Compare the divided land in the time of Ahaz to modern Israel. This is the womb of the Messiah. It is divided, so it cannot bring forth the child.
The child is the hope and land of her Messiah. Only When Israel is reunited with her child, and the Messianic hope becomes a reality, will she give Him the name she is destined to give Him – Immanuel !!!
Level Three – the 65 years and the near future
Can a prophecy be fulfilled twice? Invasions are not new to Israel. Will something happen to the West Bank, which for all practical purposes is the “northern part” of Israel (similar geographically to the ancient Ephraim, northern kingdom)?
How long will God allow Israel’s enemies to hold onto the womb of the young maiden Israel?
Isa 7:8 For the head of Syria [is] Damascus, and the head of Damascus [is] Rezin; and within threescore and five years (65 years) shall Ephraim be broken, that it be not a people.
Is there a time limit to this Palestinian occupation of the land of Israel?

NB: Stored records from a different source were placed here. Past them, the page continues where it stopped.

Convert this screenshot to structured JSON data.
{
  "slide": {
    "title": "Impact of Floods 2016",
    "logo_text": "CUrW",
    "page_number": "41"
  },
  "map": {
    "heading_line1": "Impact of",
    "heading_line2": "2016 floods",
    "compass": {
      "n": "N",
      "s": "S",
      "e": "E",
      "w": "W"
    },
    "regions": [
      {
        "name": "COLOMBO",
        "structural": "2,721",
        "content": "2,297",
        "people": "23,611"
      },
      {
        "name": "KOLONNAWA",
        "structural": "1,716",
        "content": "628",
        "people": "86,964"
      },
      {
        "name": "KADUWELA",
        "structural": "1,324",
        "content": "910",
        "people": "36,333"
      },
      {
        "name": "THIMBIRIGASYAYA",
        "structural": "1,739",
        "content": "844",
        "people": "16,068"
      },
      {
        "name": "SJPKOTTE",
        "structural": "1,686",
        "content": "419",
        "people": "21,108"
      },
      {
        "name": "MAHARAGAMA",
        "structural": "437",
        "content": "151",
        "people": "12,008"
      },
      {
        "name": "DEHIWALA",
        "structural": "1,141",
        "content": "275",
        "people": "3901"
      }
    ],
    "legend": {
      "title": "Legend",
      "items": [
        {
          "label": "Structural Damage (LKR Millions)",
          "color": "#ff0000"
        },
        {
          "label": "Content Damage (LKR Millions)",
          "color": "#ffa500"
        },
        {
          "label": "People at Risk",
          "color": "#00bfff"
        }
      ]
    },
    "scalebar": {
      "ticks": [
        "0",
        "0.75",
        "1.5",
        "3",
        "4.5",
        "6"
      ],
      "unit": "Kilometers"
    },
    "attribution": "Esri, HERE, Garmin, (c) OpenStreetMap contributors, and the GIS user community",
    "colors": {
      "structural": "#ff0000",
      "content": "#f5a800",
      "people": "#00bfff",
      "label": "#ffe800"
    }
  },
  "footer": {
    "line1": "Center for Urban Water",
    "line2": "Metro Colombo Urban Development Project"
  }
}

The land was first partitioned in 1947, and reinforced in 1949. Could the 65 year promise be renewed once again? Only time will tell.
1947 + 65 = 2012
1949 + 65 = 2014
With things the way they are, how could this happen?
Well, we are still waiting for the Gog and Magog (Ezechiel 38) invasion of Israel, which, by the way would fulfill the Assyrian king invasion of the Isaiah prophecy as well. What is nice about this war, is that, despite terrible odds, Israel is victorious.
This would be a good time to reclaim land. This would be a good time to heal the womb of Israel, and reinstate the hope of the Messiah.
This victorious time would be a good incentive for the final aliyah, the final return of all remaining Jews to Israel, in preparation for its Messianic destiny.
Is it possible that the young maiden Israel, who has given up her child unto heaven as a deferred hope, can call Him back again at this time?
If so, maybe we will finally hear the name Immanuel being called unto, and spoken by the woman Israel, toward the child that delivers her.